About me

Contact : madrid AT sat.t.u-tokyo.ac DOT jp

Since April 2024 I am postdoc in the team of Tetsuya Kobayashi at the Institute of Industrial Science of The University of Tokyo.

Until February 2024 I was a PhD student in the group PEIPS (Population Evolution and Interacting Particle Systems) and Inria project team MERGE of CMAP (École polytechnique, CNRS UMR 7641), under the supervision of Sylvie Méléard and Meriem El Karoui. Until March 2024 I continued my research founded by the ERC project SINGER.

Research topics

I’m interested in the interplay between the different scales of living systems, and particularly how tools arising from probabilistic and deterministic approaches can help bridge the gap between individual and macroscopic population dynamics.

Some keywords:

  • Limit theorems for measure-valued branching processes
  • Stochastic Individual-Based Models
  • Structured Population Dynamics
  • Single-cell modelling and inference in microbiology

Ongoing projects

Models with reinforced phenotypic plasticity

fig_reinforcedUpdates

Biological systems choose actions without an explicit reward signal (intrisic motivation). Recent works apply this idea to design robust optimisation algorithms that efficiently explore the state space rather than selecting a unique optimal solution. Our goal is to generalise the framework of ancestral learning to propose and study selection-mutation algorithms that exhibit intrinsic motivation.

Questions and current work:

  • Characterise the trajectories of a population that combines ancestral reinforcement and ancestral curiosity:
  • Describe its long-time behaviour (quasi-stationary distributions, typical trajectories (spinal decomposition)).
  • Using the pathwise representation, define and solve optimal control problems that select the “most curious” trajectory (ex. maximise entropy, maximise space coverage)

Emergence and stability of cell growth under stress: from single cells to populations

In my PhD, I aimed to model the growth and emergence of heterogeneity in E. coli bacterial populations under antibiotic stress. You can found my thesis here.

Under the action of an antibiotic damaging DNA, bacteria change their growth strategy and do not respond homogeneously to the stress. In addition, the effect of the antibiotic is different depending on the speed of bacterial growth which itself depends on the richness of the growth medium.
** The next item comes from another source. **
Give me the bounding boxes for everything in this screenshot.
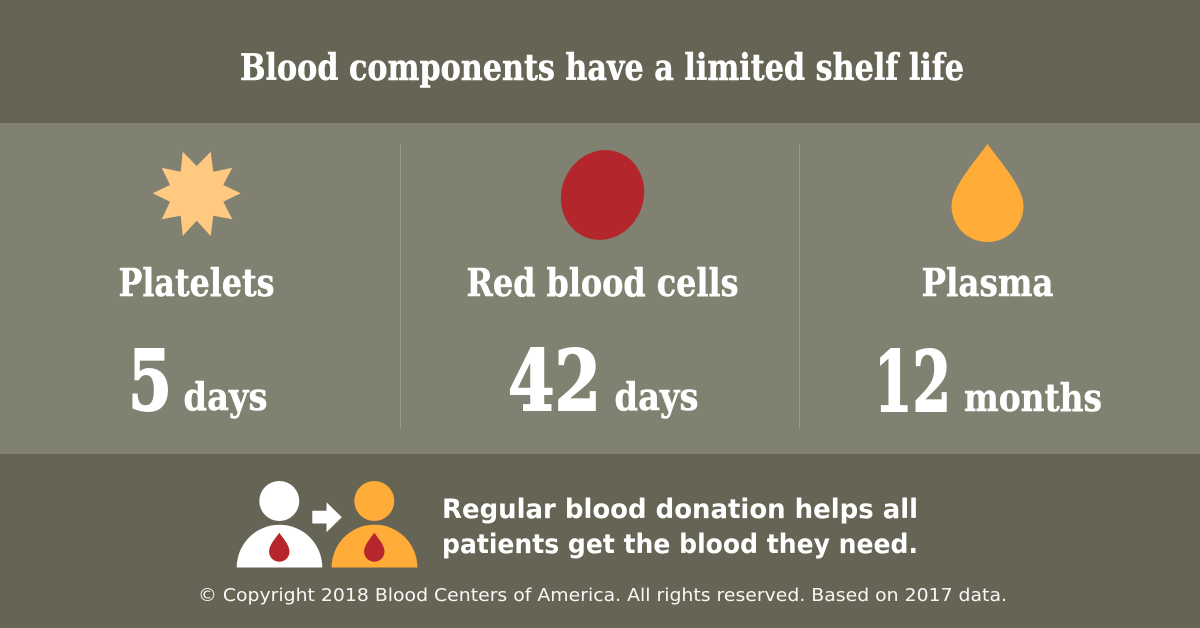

Using measure-valued stochastic processes to model structured population dynamics I studied the emergence of bacterial subpopulations exhibiting different behaviors depending on genotoxic stress and on the nutritional richness of the environment in which they are immersed.

Single electron counting statistics for DNA-based biosensors

In collaboration with Nicolas Clément (LIMMS CNRS - UTokyo), we are interested in the estimation of the probability distribution associated to the current of single-electron electrical measures in DNA-based biosensors developped in Prof. Fujii’s lab.